Casey Cook (Anya Taylor Joy) is a teenage outsider who’s abducted alongside two other girls by a mysterious man named Kevin (James McAvoy), who brings them to a secluded underground facility where he keeps them captive. While attempting to reason with her captor, Casey realizes that her enigmatic kidnapper has multiple personalities that reside in his body, all vying for control. As Kevin attempts to stop his personalities from conspiring to create a being of unimaginable power, Casey must find an escape route before it’s too late.
There are logical fallacies for sure, and while M. Night Shyamalan doesn’t answer every single question, he does a great job at making the film consistently watchable. Each scene, including some important flashbacks, furthers a narrative that keeps the audience simultaneously invested in the concept of the personalities as well as Casey’s personal journey. Shyamalan creates some of the more intense sequences of his career, as out genuine concern for Casey makes the threat real. The strong direction overpowers the dialogue, which at points feel exposition heavy and stilted.

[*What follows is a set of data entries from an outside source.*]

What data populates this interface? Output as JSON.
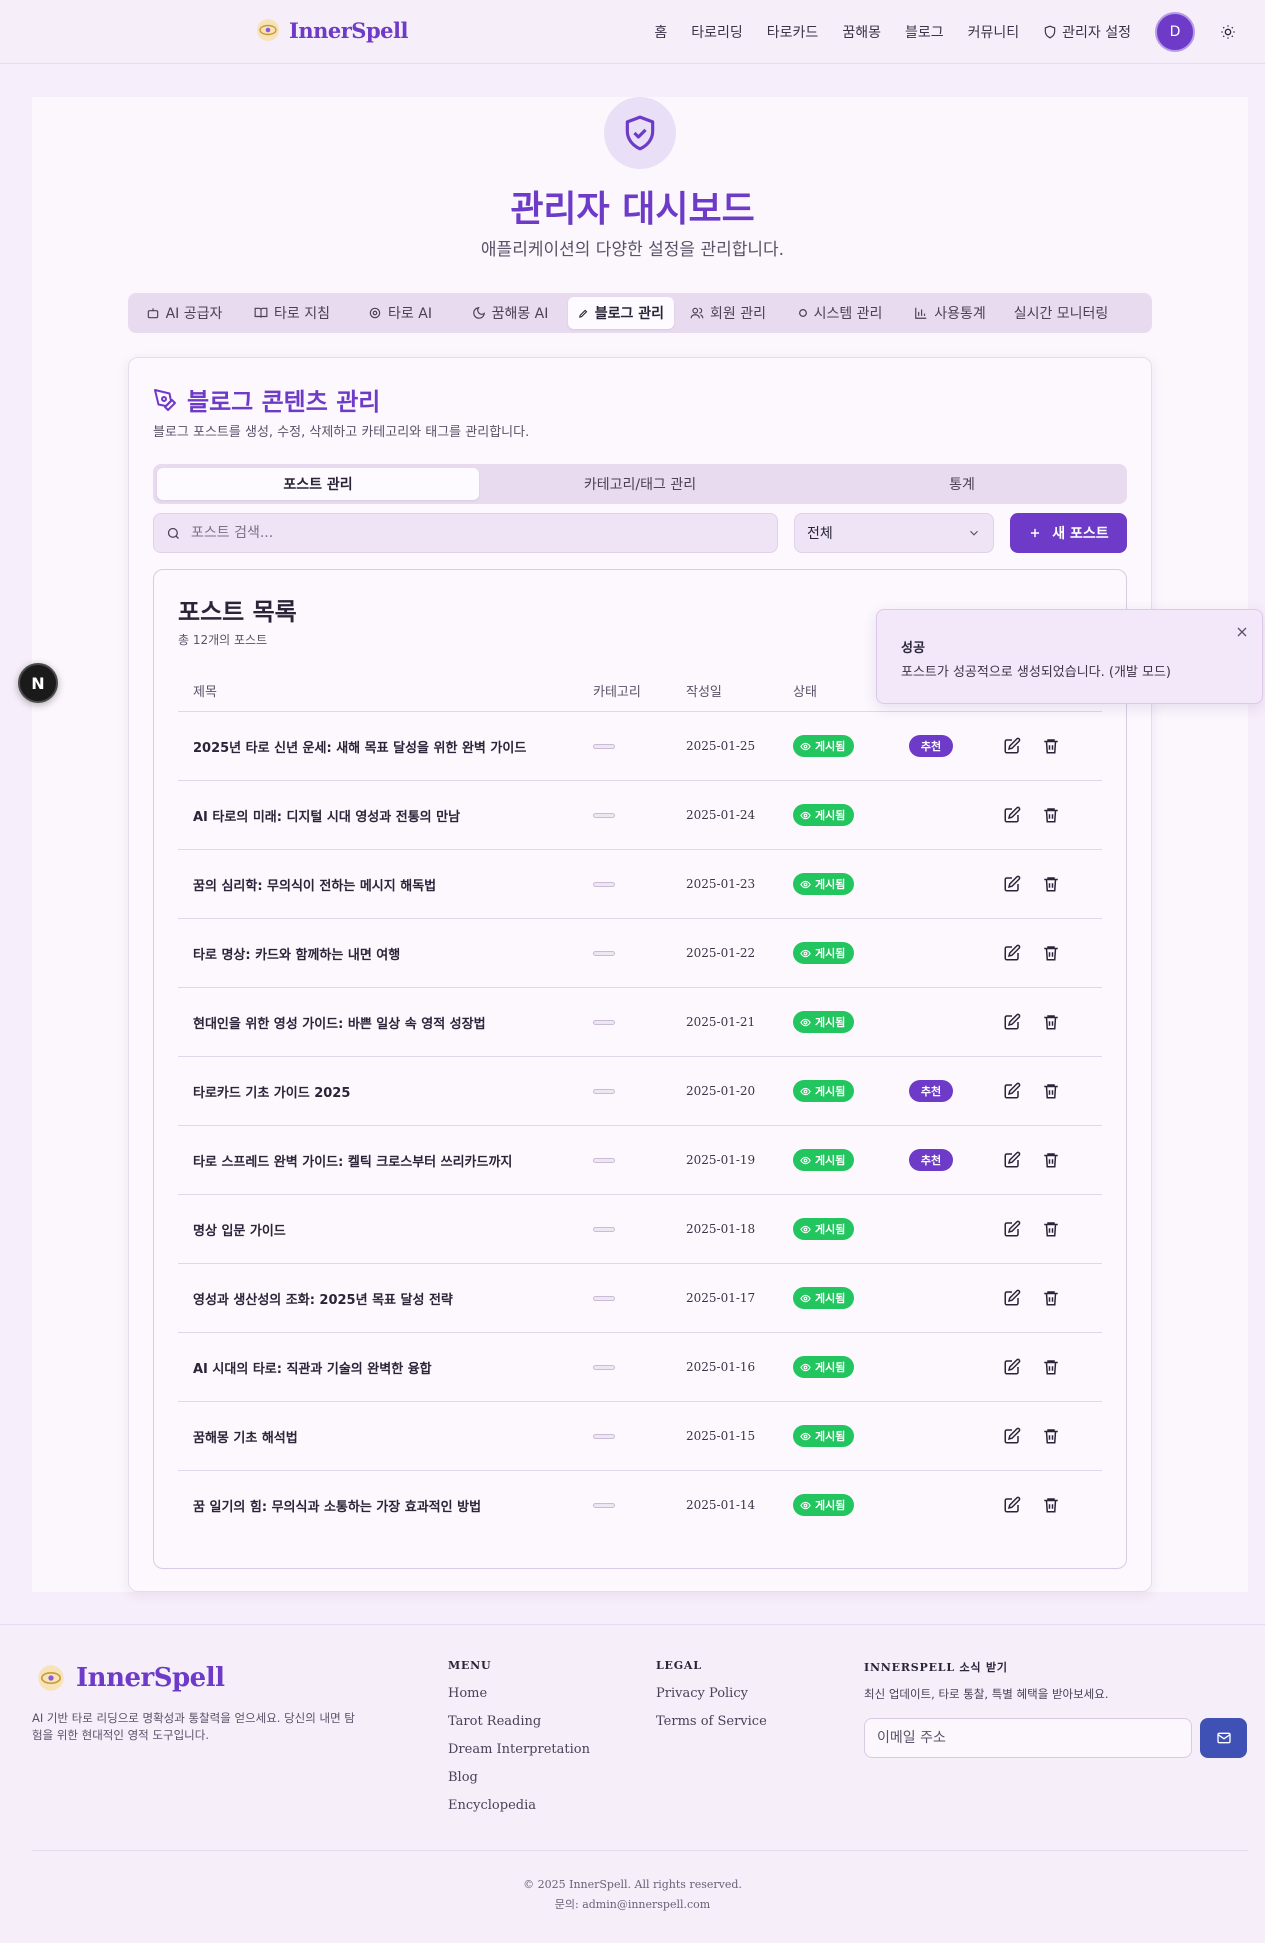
{
  "header": {
    "brand": "InnerSpell",
    "nav": [
      "홈",
      "타로리딩",
      "타로카드",
      "꿈해몽",
      "블로그",
      "커뮤니티"
    ],
    "admin_settings": "관리자 설정",
    "avatar_initial": "D"
  },
  "page": {
    "title": "관리자 대시보드",
    "subtitle": "애플리케이션의 다양한 설정을 관리합니다."
  },
  "admin_tabs": [
    {
      "label": "AI 공급자",
      "icon": "bot-icon"
    },
    {
      "label": "타로 지침",
      "icon": "book-icon"
    },
    {
      "label": "타로 AI",
      "icon": "cog-icon"
    },
    {
      "label": "꿈해몽 AI",
      "icon": "moon-icon"
    },
    {
      "label": "블로그 관리",
      "icon": "pen-icon",
      "active": true
    },
    {
      "label": "회원 관리",
      "icon": "users-icon"
    },
    {
      "label": "시스템 관리",
      "icon": "circle-icon"
    },
    {
      "label": "사용통계",
      "icon": "chart-icon"
    },
    {
      "label": "실시간 모니터링",
      "icon": ""
    }
  ],
  "blog": {
    "title": "블로그 콘텐츠 관리",
    "description": "블로그 포스트를 생성, 수정, 삭제하고 카테고리와 태그를 관리합니다.",
    "sub_tabs": [
      "포스트 관리",
      "카테고리/태그 관리",
      "통계"
    ],
    "search_placeholder": "포스트 검색...",
    "filter_value": "전체",
    "new_post_label": "새 포스트",
    "list_title": "포스트 목록",
    "list_count": "총 12개의 포스트",
    "columns": {
      "title": "제목",
      "category": "카테고리",
      "date": "작성일",
      "status": "상태"
    },
    "posts": [
      {
        "title": "2025년 타로 신년 운세: 새해 목표 달성을 위한 완벽 가이드",
        "date": "2025-01-25",
        "status": "게시됨",
        "featured": "추천"
      },
      {
        "title": "AI 타로의 미래: 디지털 시대 영성과 전통의 만남",
        "date": "2025-01-24",
        "status": "게시됨",
        "featured": ""
      },
      {
        "title": "꿈의 심리학: 무의식이 전하는 메시지 해독법",
        "date": "2025-01-23",
        "status": "게시됨",
        "featured": ""
      },
      {
        "title": "타로 명상: 카드와 함께하는 내면 여행",
        "date": "2025-01-22",
        "status": "게시됨",
        "featured": ""
      },
      {
        "title": "현대인을 위한 영성 가이드: 바쁜 일상 속 영적 성장법",
        "date": "2025-01-21",
        "status": "게시됨",
        "featured": ""
      },
      {
        "title": "타로카드 기초 가이드 2025",
        "date": "2025-01-20",
        "status": "게시됨",
        "featured": "추천"
      },
      {
        "title": "타로 스프레드 완벽 가이드: 켈틱 크로스부터 쓰리카드까지",
        "date": "2025-01-19",
        "status": "게시됨",
        "featured": "추천"
      },
      {
        "title": "명상 입문 가이드",
        "date": "2025-01-18",
        "status": "게시됨",
        "featured": ""
      },
      {
        "title": "영성과 생산성의 조화: 2025년 목표 달성 전략",
        "date": "2025-01-17",
        "status": "게시됨",
        "featured": ""
      },
      {
        "title": "AI 시대의 타로: 직관과 기술의 완벽한 융합",
        "date": "2025-01-16",
        "status": "게시됨",
        "featured": ""
      },
      {
        "title": "꿈해몽 기초 해석법",
        "date": "2025-01-15",
        "status": "게시됨",
        "featured": ""
      },
      {
        "title": "꿈 일기의 힘: 무의식과 소통하는 가장 효과적인 방법",
        "date": "2025-01-14",
        "status": "게시됨",
        "featured": ""
      }
    ]
  },
  "toast": {
    "title": "성공",
    "message": "포스트가 성공적으로 생성되었습니다. (개발 모드)"
  },
  "dev_badge": "N",
  "footer": {
    "brand": "InnerSpell",
    "tagline": "AI 기반 타로 리딩으로 명확성과 통찰력을 얻으세요. 당신의 내면 탐험을 위한 현대적인 영적 도구입니다.",
    "menu_heading": "MENU",
    "menu": [
      "Home",
      "Tarot Reading",
      "Dream Interpretation",
      "Blog",
      "Encyclopedia"
    ],
    "legal_heading": "LEGAL",
    "legal": [
      "Privacy Policy",
      "Terms of Service"
    ],
    "newsletter_heading": "INNERSPELL 소식 받기",
    "newsletter_desc": "최신 업데이트, 타로 통찰, 특별 혜택을 받아보세요.",
    "email_placeholder": "이메일 주소",
    "copyright": "© 2025 InnerSpell. All rights reserved.",
    "contact": "문의: admin@innerspell.com"
  },
  "colors": {
    "accent": "#6d3bc7",
    "status_published": "#22c55e",
    "send_button": "#3f51b5"
  }
}
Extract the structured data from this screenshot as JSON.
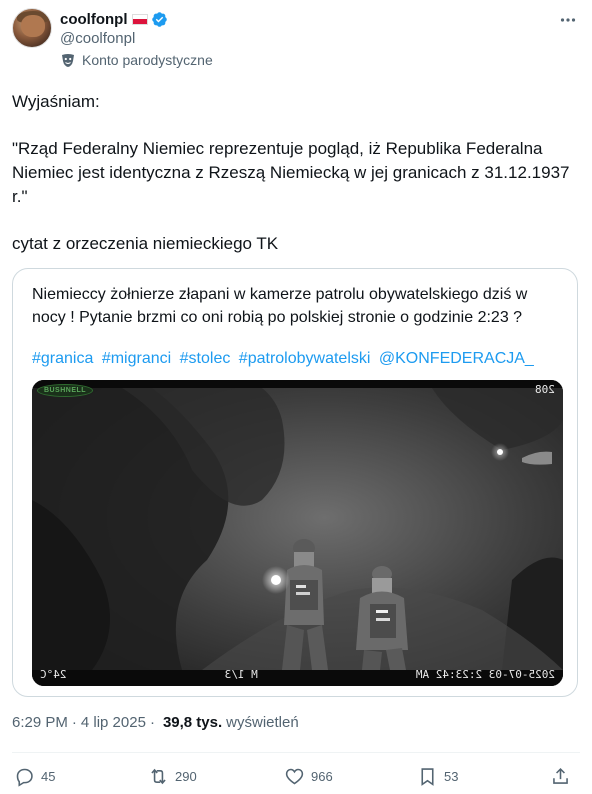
{
  "author": {
    "display_name": "coolfonpl",
    "handle": "@coolfonpl",
    "label": "Konto parodystyczne",
    "verified_color": "#1d9bf0"
  },
  "tweet": {
    "line1": "Wyjaśniam:",
    "line2": "\"Rząd Federalny Niemiec reprezentuje pogląd, iż Republika Federalna Niemiec jest identyczna z Rzeszą Niemiecką w jej granicach z 31.12.1937 r.\"",
    "line3": "cytat z orzeczenia niemieckiego TK"
  },
  "quoted": {
    "text": "Niemieccy żołnierze złapani w kamerze patrolu obywatelskiego dziś w nocy ! Pytanie brzmi co oni robią po polskiej stronie o godzinie 2:23 ?",
    "hashtags": [
      "#granica",
      "#migranci",
      "#stolec",
      "#patrolobywatelski",
      "@KONFEDERACJA_"
    ],
    "media": {
      "camera_id": "208",
      "camera_logo": "BUSHNELL",
      "bottom_left": "24°C",
      "bottom_middle": "M 1/3",
      "bottom_right": "2025-07-03 2:23:42 AM"
    }
  },
  "meta": {
    "time": "6:29 PM",
    "separator": "·",
    "date": "4 lip 2025",
    "views_count": "39,8 tys.",
    "views_label": "wyświetleń"
  },
  "actions": {
    "replies": "45",
    "reposts": "290",
    "likes": "966",
    "bookmarks": "53"
  },
  "colors": {
    "text": "#0f1419",
    "secondary": "#536471",
    "link": "#1d9bf0",
    "border": "#cfd9de"
  }
}
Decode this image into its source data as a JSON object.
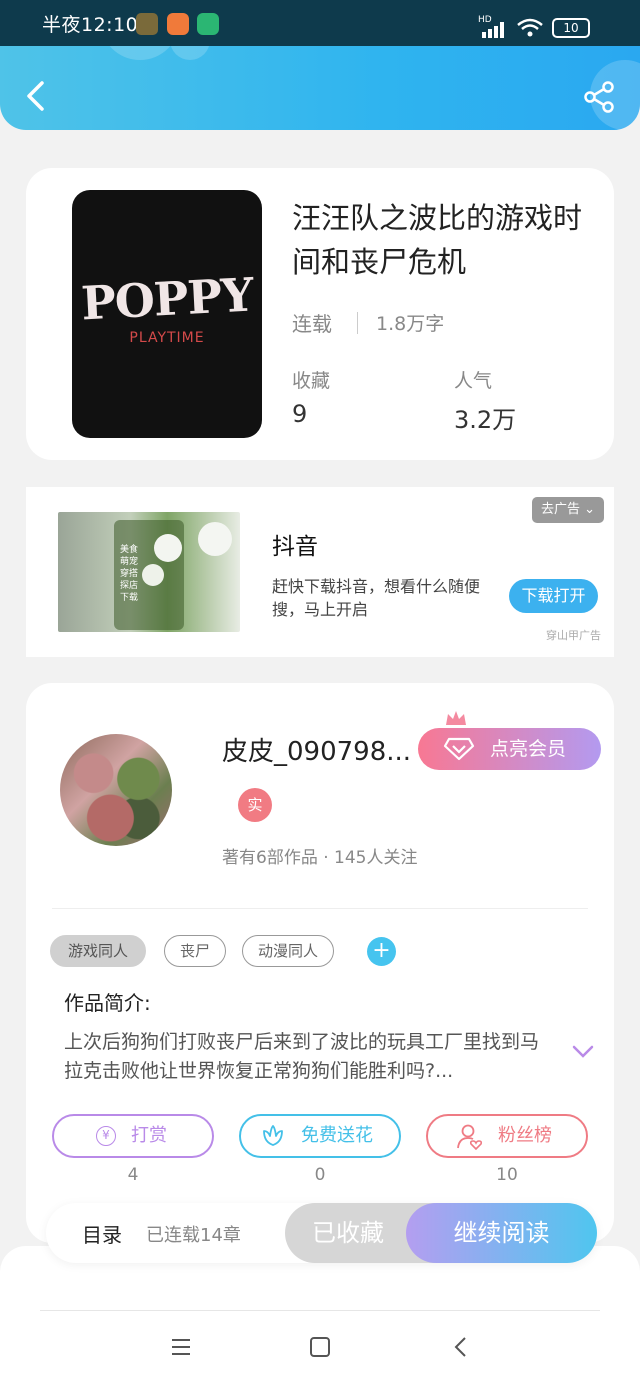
{
  "status_bar": {
    "time": "半夜12:10",
    "battery": "10",
    "network": "HD"
  },
  "book": {
    "title": "汪汪队之波比的游戏时间和丧尸危机",
    "status": "连载",
    "word_count": "1.8万字",
    "favorites_label": "收藏",
    "favorites_value": "9",
    "popularity_label": "人气",
    "popularity_value": "3.2万",
    "cover_text_main": "POPPY",
    "cover_text_sub": "PLAYTIME"
  },
  "ad": {
    "title": "抖音",
    "description": "赶快下载抖音，想看什么随便搜，马上开启",
    "button": "下载打开",
    "remove": "去广告",
    "source": "穿山甲广告",
    "image_lines": [
      "美食",
      "萌宠",
      "穿搭",
      "探店",
      "下载"
    ]
  },
  "author": {
    "name": "皮皮_090798...",
    "vip_button": "点亮会员",
    "real_badge": "实",
    "meta": "著有6部作品 · 145人关注"
  },
  "tags": [
    "游戏同人",
    "丧尸",
    "动漫同人"
  ],
  "tags_add": "+",
  "intro": {
    "title": "作品简介:",
    "text": "上次后狗狗们打败丧尸后来到了波比的玩具工厂里找到马拉克击败他让世界恢复正常狗狗们能胜利吗?..."
  },
  "actions": [
    {
      "label": "打赏",
      "count": "4",
      "color": "#b98ae8"
    },
    {
      "label": "免费送花",
      "count": "0",
      "color": "#44c0e8"
    },
    {
      "label": "粉丝榜",
      "count": "10",
      "color": "#ef7b84"
    }
  ],
  "bottom_bar": {
    "toc": "目录",
    "toc_sub": "已连载14章",
    "collected": "已收藏",
    "continue": "继续阅读"
  }
}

Without a doubt, James McAvoy gives the bravest and best performance of his career, transforming himself for each personality and giving each its due conviction. The film hinders on whether or not McAvoy’s character is compelling; not only does he need to be sinister and informative, but we grow to genuinely care for his character. Although the remaining cast is mostly given little to do, Anya Taylor Joy is fantastic, an interesting and subdued, damaged character that’s far away from the scream queens seen in many horror films.
While there’s so much of Split that is based on convenience, Shyamalan also makes some incredibly brave decisions. Without any spoilers, the subject matter he chooses to tackle later in the film is handled with unflinching brutality and terrifying impact. It’s not safe in any sense of what we would expect from a studio production, and not only is the material treated with great respect, but it’s a genuinely disturbing, and at points moving, depiction.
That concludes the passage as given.